How she had hated being in lodgings, hated the poodle that smelt of pee and the landlord with his thrift and his paraffin heaters who was always spying on them, hated her neighbor Rachel, who talked all the time about “Mother,” how she and Mother had met the Queen’s equerry, or how they had dreamed of having a cruise, or how Mother had deceived her about her illness, kept it from her, to make the pain of parting that bit less. The three lodgers, Rachel, Genevieve, and herself, never ate together, and met on the stairs, carrying their trays, embodiments of grumpiness and shame. All had known better days and believed they deserved a better fate. The lustre and daring of her dizzy gatherings used to possess her with a kind of gall, as she saw the rooms, her former rooms, festive, little night-lights in red pots up the length of the stairs, her brain and body in a transport waiting for Duncan. Time magnified the thrill, the gaiety of these events, time opened up the rooms as if double doors or shutters swung apart; rooms as for sacrament, at once holy and profane: sheaves of flowers, the night-lights in deep red little pots, not only to show the way, but as a come-hither to some orgiastic rite. What dreams she had fostered then. Even for the mad spate of a week envisaging Dr. Rat leaving his nut-brown wife and following her up those red-hued stairs. A memory, too, of velvet cushions, goblets threaded with gold, cranberry glasses that seemed to have the essence of the fruits secreted somewhere within them, the berries on the surface recalling a kitchen garden in summer with the soft clusters of limp berries dawdling on thin cane. She had wanted heartbreak, yes; by choosing him she had wanted the love that lives on half-sentences, half-promises, the aftermath of broken chords. What saddened her was not just the pain, not just the excruciation but the malady deep within which wanted it and would possibly always want it, as if love were a dispensation denied her. Her paradise was to be outside, imagining, looking in.

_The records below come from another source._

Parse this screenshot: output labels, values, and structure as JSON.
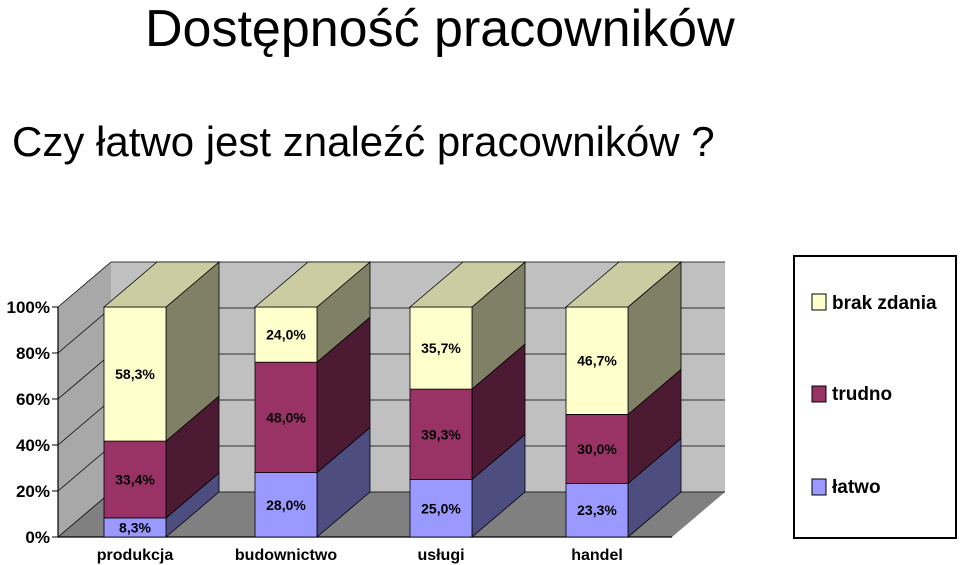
{
  "title": "Dostępność pracowników",
  "subtitle": "Czy łatwo jest znaleźć pracowników ?",
  "chart_data": {
    "type": "bar",
    "stacked": true,
    "three_d": true,
    "categories": [
      "produkcja",
      "budownictwo",
      "usługi",
      "handel"
    ],
    "series": [
      {
        "name": "łatwo",
        "values": [
          8.3,
          28.0,
          25.0,
          23.3
        ],
        "labels": [
          "8,3%",
          "28,0%",
          "25,0%",
          "23,3%"
        ],
        "color": "#9999ff"
      },
      {
        "name": "trudno",
        "values": [
          33.4,
          48.0,
          39.3,
          30.0
        ],
        "labels": [
          "33,4%",
          "48,0%",
          "39,3%",
          "30,0%"
        ],
        "color": "#993366"
      },
      {
        "name": "brak zdania",
        "values": [
          58.3,
          24.0,
          35.7,
          46.7
        ],
        "labels": [
          "58,3%",
          "24,0%",
          "35,7%",
          "46,7%"
        ],
        "color": "#ffffcc"
      }
    ],
    "y_ticks": [
      "0%",
      "20%",
      "40%",
      "60%",
      "80%",
      "100%"
    ],
    "ylim": [
      0,
      100
    ],
    "legend": [
      "brak zdania",
      "trudno",
      "łatwo"
    ],
    "legend_position": "right",
    "grid": true
  }
}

He had died suddenly, of a stroke, in Canada. Died in a theatre, his chosen milieu, or, rather, keeled over in a theatre and died soon after in a big hospital. Spoke Irish as he ebbed away. There was a girl with him. There would be. The girl, Nancy, wrote to her and said she intended making a film of her lover’s life. Her lover’s life! She had enclosed a list of names to whom she had also written, famous names, and to each made this brouhaha about her lover, suggesting that all would agree, would they not, that he was an exceptional man, a Renaissance man. Yes, Duncan had wanted death, had walked to it as purposefully as people walk to work. In a friend’s house the previous New Year’s Eve, he had written in a guest book: “Life is a habit of walking and talking, I have a habit of walking towards death.” He had written to her from that house that revelled night, written to say he missed her; he was at present on cloud number 999 while a woman of uncertain age with a gloriously mournful voice was outside the window singing “Red Roses for Me.” He was buried far away. For a while Nell was convinced that he would appear to her, that it would not be in her bed at night when ghost and ghost thud are imminent, but in daylight, in a café perhaps, or on the street, sidling up to her, and that he would tell her something significant, something amazing about life, or about death, and that in some strange way all the barriers between them would have passed, by virtue of his death, because over there he had discovered their affinity.
“Put that in your pipe,” she said to Nancy as she held the letter to a candle flame and saw the crepe blobs of ash as birds fluttering around his soul.